Our 2026 year-ahead outlook was entitled “Riding the Tailwinds,” and the equity market was one of the prime beneficiaries of the favorable conditions we saw back in December. U.S. economic growth was healthy, with real gross domestic product (GDP) at around 2% with an upward bias. Inflation, as measured by the U.S. consumer price index, was moderating, having settled into an area below 3%, well off the post-pandemic highs reached in 2022. The labor market was in good condition, with the unemployment rate remaining near multi-decade lows. That favorable backdrop had translated into solid corporate earnings growth, with strong prospects for additional upside in the coming year.
So where do things stand at midyear? Many of those favorable conditions are still intact, in our view, but there are some new challenges that have emerged. And that underscores the theme of our 2026 Midyear Investment Outlook, “Dispersion Favors the Active Opportunity.” The crosscurrents we identify here signal that this will not be a “go-anywhere market.” Investment managers must be able to recognize the changes in the environment and use their expertise to identify the most compelling opportunities for alpha in the months to come, while avoiding areas exposed to negative industry or macro developments.
Through the end of May, the S&P 500® Index had gained over 11%, supported by resilient economic growth, improving corporate profits, the continued growth of artificial intelligence (AI) across the economy, and the resultant spending on the build-out of AI infrastructure. (Past performance is not indicative of future results.) But AI is not the only factor influencing the market. Conflict in the Middle East has contributed to a large increase in energy prices, which could lead to an uptick in inflation and weigh on U.S. economic growth.
Let’s take a closer look at the themes poised to influence the market in the second half of the year.
Earnings Remain a Dominant Factor as Strength Poised to Continue
Overall, the earnings picture remains strong. With 97% of S&P 500 companies reporting through the end of May, 85% exceeded analyst earnings forecasts, and 81% exceeded revenue forecasts, both well above long-term averages. S&P 500 earnings growth is now tracking at 28%, year over year for the first quarter, far above the 13% expected earlier in the year (all earnings data presented herein are from FactSet).
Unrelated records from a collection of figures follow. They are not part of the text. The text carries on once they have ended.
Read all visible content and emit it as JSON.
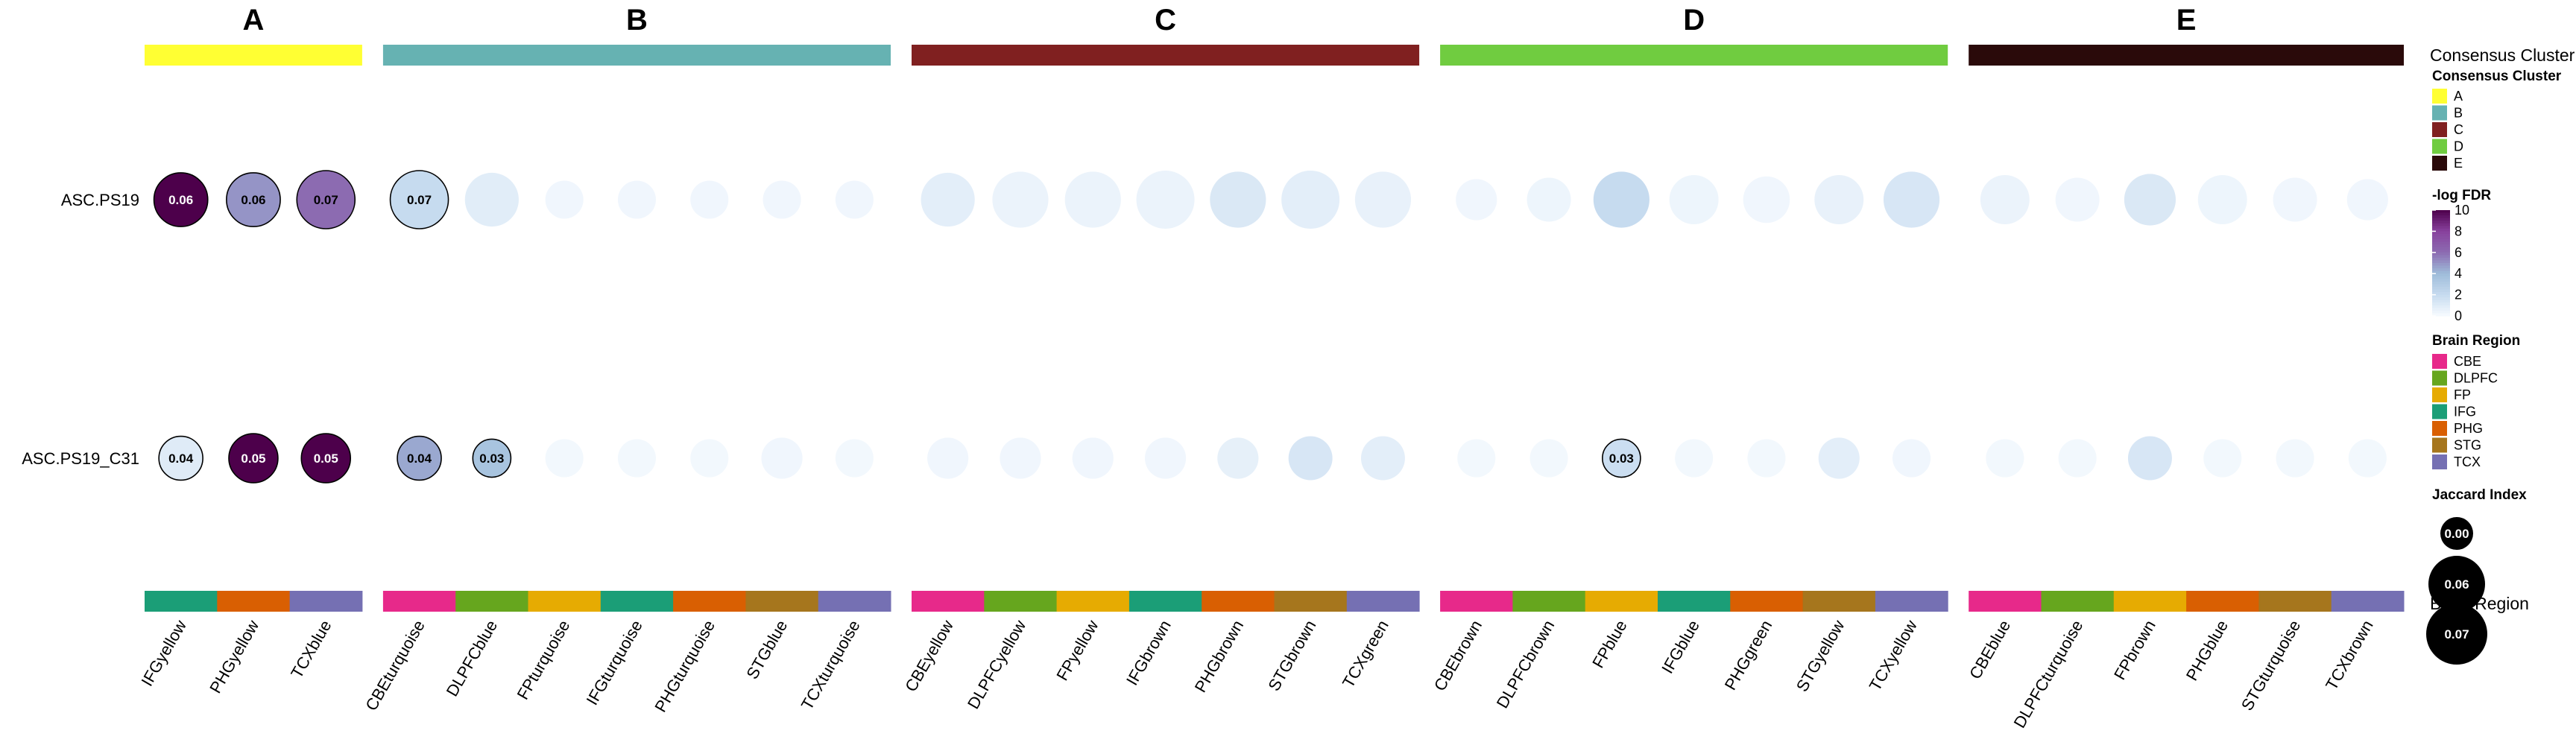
{
  "chart_data": {
    "type": "bubble-heatmap",
    "rows": [
      "ASC.PS19",
      "ASC.PS19_C31"
    ],
    "groups": [
      {
        "name": "A",
        "color": "#ffff33",
        "columns": [
          {
            "label": "IFGyellow",
            "region": "IFG",
            "fdr": [
              10.0,
              1.0
            ],
            "size": [
              0.06,
              0.04
            ],
            "value_label": [
              "0.06",
              "0.04"
            ]
          },
          {
            "label": "PHGyellow",
            "region": "PHG",
            "fdr": [
              5.0,
              10.0
            ],
            "size": [
              0.06,
              0.05
            ],
            "value_label": [
              "0.06",
              "0.05"
            ]
          },
          {
            "label": "TCXblue",
            "region": "TCX",
            "fdr": [
              6.0,
              10.0
            ],
            "size": [
              0.07,
              0.05
            ],
            "value_label": [
              "0.07",
              "0.05"
            ]
          }
        ]
      },
      {
        "name": "B",
        "color": "#66b2b2",
        "columns": [
          {
            "label": "CBEturquoise",
            "region": "CBE",
            "fdr": [
              2.0,
              4.5
            ],
            "size": [
              0.07,
              0.04
            ],
            "value_label": [
              "0.07",
              "0.04"
            ]
          },
          {
            "label": "DLPFCblue",
            "region": "DLPFC",
            "fdr": [
              0.9,
              3.5
            ],
            "size": [
              0.06,
              0.03
            ],
            "value_label": [
              "",
              "0.03"
            ]
          },
          {
            "label": "FPturquoise",
            "region": "FP",
            "fdr": [
              0.3,
              0.2
            ],
            "size": [
              0.03,
              0.03
            ],
            "value_label": [
              "",
              ""
            ]
          },
          {
            "label": "IFGturquoise",
            "region": "IFG",
            "fdr": [
              0.3,
              0.2
            ],
            "size": [
              0.03,
              0.03
            ],
            "value_label": [
              "",
              ""
            ]
          },
          {
            "label": "PHGturquoise",
            "region": "PHG",
            "fdr": [
              0.3,
              0.2
            ],
            "size": [
              0.03,
              0.03
            ],
            "value_label": [
              "",
              ""
            ]
          },
          {
            "label": "STGblue",
            "region": "STG",
            "fdr": [
              0.3,
              0.3
            ],
            "size": [
              0.03,
              0.035
            ],
            "value_label": [
              "",
              ""
            ]
          },
          {
            "label": "TCXturquoise",
            "region": "TCX",
            "fdr": [
              0.3,
              0.2
            ],
            "size": [
              0.03,
              0.03
            ],
            "value_label": [
              "",
              ""
            ]
          }
        ]
      },
      {
        "name": "C",
        "color": "#802020",
        "columns": [
          {
            "label": "CBEyellow",
            "region": "CBE",
            "fdr": [
              0.8,
              0.3
            ],
            "size": [
              0.06,
              0.035
            ],
            "value_label": [
              "",
              ""
            ]
          },
          {
            "label": "DLPFCyellow",
            "region": "DLPFC",
            "fdr": [
              0.5,
              0.3
            ],
            "size": [
              0.065,
              0.035
            ],
            "value_label": [
              "",
              ""
            ]
          },
          {
            "label": "FPyellow",
            "region": "FP",
            "fdr": [
              0.5,
              0.3
            ],
            "size": [
              0.065,
              0.035
            ],
            "value_label": [
              "",
              ""
            ]
          },
          {
            "label": "IFGbrown",
            "region": "IFG",
            "fdr": [
              0.5,
              0.3
            ],
            "size": [
              0.07,
              0.035
            ],
            "value_label": [
              "",
              ""
            ]
          },
          {
            "label": "PHGbrown",
            "region": "PHG",
            "fdr": [
              1.2,
              0.7
            ],
            "size": [
              0.065,
              0.035
            ],
            "value_label": [
              "",
              ""
            ]
          },
          {
            "label": "STGbrown",
            "region": "STG",
            "fdr": [
              0.8,
              1.3
            ],
            "size": [
              0.07,
              0.04
            ],
            "value_label": [
              "",
              ""
            ]
          },
          {
            "label": "TCXgreen",
            "region": "TCX",
            "fdr": [
              0.6,
              0.8
            ],
            "size": [
              0.065,
              0.04
            ],
            "value_label": [
              "",
              ""
            ]
          }
        ]
      },
      {
        "name": "D",
        "color": "#70cc40",
        "columns": [
          {
            "label": "CBEbrown",
            "region": "CBE",
            "fdr": [
              0.3,
              0.2
            ],
            "size": [
              0.035,
              0.03
            ],
            "value_label": [
              "",
              ""
            ]
          },
          {
            "label": "DLPFCbrown",
            "region": "DLPFC",
            "fdr": [
              0.4,
              0.2
            ],
            "size": [
              0.04,
              0.03
            ],
            "value_label": [
              "",
              ""
            ]
          },
          {
            "label": "FPblue",
            "region": "FP",
            "fdr": [
              2.0,
              1.8
            ],
            "size": [
              0.065,
              0.03
            ],
            "value_label": [
              "",
              "0.03"
            ]
          },
          {
            "label": "IFGblue",
            "region": "IFG",
            "fdr": [
              0.4,
              0.2
            ],
            "size": [
              0.05,
              0.03
            ],
            "value_label": [
              "",
              ""
            ]
          },
          {
            "label": "PHGgreen",
            "region": "PHG",
            "fdr": [
              0.3,
              0.2
            ],
            "size": [
              0.045,
              0.03
            ],
            "value_label": [
              "",
              ""
            ]
          },
          {
            "label": "STGyellow",
            "region": "STG",
            "fdr": [
              0.6,
              0.8
            ],
            "size": [
              0.05,
              0.035
            ],
            "value_label": [
              "",
              ""
            ]
          },
          {
            "label": "TCXyellow",
            "region": "TCX",
            "fdr": [
              1.3,
              0.3
            ],
            "size": [
              0.065,
              0.03
            ],
            "value_label": [
              "",
              ""
            ]
          }
        ]
      },
      {
        "name": "E",
        "color": "#2a0a0a",
        "columns": [
          {
            "label": "CBEblue",
            "region": "CBE",
            "fdr": [
              0.5,
              0.2
            ],
            "size": [
              0.05,
              0.03
            ],
            "value_label": [
              "",
              ""
            ]
          },
          {
            "label": "DLPFCturquoise",
            "region": "DLPFC",
            "fdr": [
              0.3,
              0.2
            ],
            "size": [
              0.04,
              0.03
            ],
            "value_label": [
              "",
              ""
            ]
          },
          {
            "label": "FPbrown",
            "region": "FP",
            "fdr": [
              1.2,
              1.3
            ],
            "size": [
              0.055,
              0.04
            ],
            "value_label": [
              "",
              ""
            ]
          },
          {
            "label": "PHGblue",
            "region": "PHG",
            "fdr": [
              0.4,
              0.2
            ],
            "size": [
              0.05,
              0.03
            ],
            "value_label": [
              "",
              ""
            ]
          },
          {
            "label": "STGturquoise",
            "region": "STG",
            "fdr": [
              0.3,
              0.2
            ],
            "size": [
              0.04,
              0.03
            ],
            "value_label": [
              "",
              ""
            ]
          },
          {
            "label": "TCXbrown",
            "region": "TCX",
            "fdr": [
              0.3,
              0.2
            ],
            "size": [
              0.035,
              0.03
            ],
            "value_label": [
              "",
              ""
            ]
          }
        ]
      }
    ],
    "region_colors": {
      "CBE": "#e7298a",
      "DLPFC": "#66a61e",
      "FP": "#e6ab02",
      "IFG": "#1b9e77",
      "PHG": "#d95f02",
      "STG": "#a6761d",
      "TCX": "#7570b3"
    },
    "fdr_scale": {
      "min": 0,
      "max": 10,
      "ticks": [
        "10",
        "8",
        "6",
        "4",
        "2",
        "0"
      ],
      "colors": [
        "#f7fbff",
        "#c6dbef",
        "#9ebcda",
        "#8c6bb1",
        "#88419d",
        "#4d004b"
      ]
    },
    "legend": {
      "top_label": "Consensus Cluster",
      "cluster_title": "Consensus Cluster",
      "cluster_items": [
        "A",
        "B",
        "C",
        "D",
        "E"
      ],
      "fdr_title": "-log FDR",
      "region_title": "Brain Region",
      "region_items": [
        "CBE",
        "DLPFC",
        "FP",
        "IFG",
        "PHG",
        "STG",
        "TCX"
      ],
      "bottom_label": "Brain Region",
      "jaccard_title": "Jaccard Index",
      "jaccard_items": [
        "0.00",
        "0.06",
        "0.07"
      ]
    }
  }
}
Just as important, earnings leadership has broadened beyond the so-called Magnificent Seven tech companies. While these mega capitalization (cap) leaders continue to perform well, earnings growth across the other 493 companies in the S&P 500 has improved meaningfully (see Figure 1). Small cap earnings, which were negative in 2024, turned to strong growth going into 2026. With nearly 95% of the companies in the Russell 2000® Index having reported through the end of May, earnings growth is expected to come in at over 15%, well ahead of expectations at the beginning of the year. Earnings growth has also accelerated outside the United States. This shift signals healthier market breadth and creates opportunities beyond the mega cap market leaders.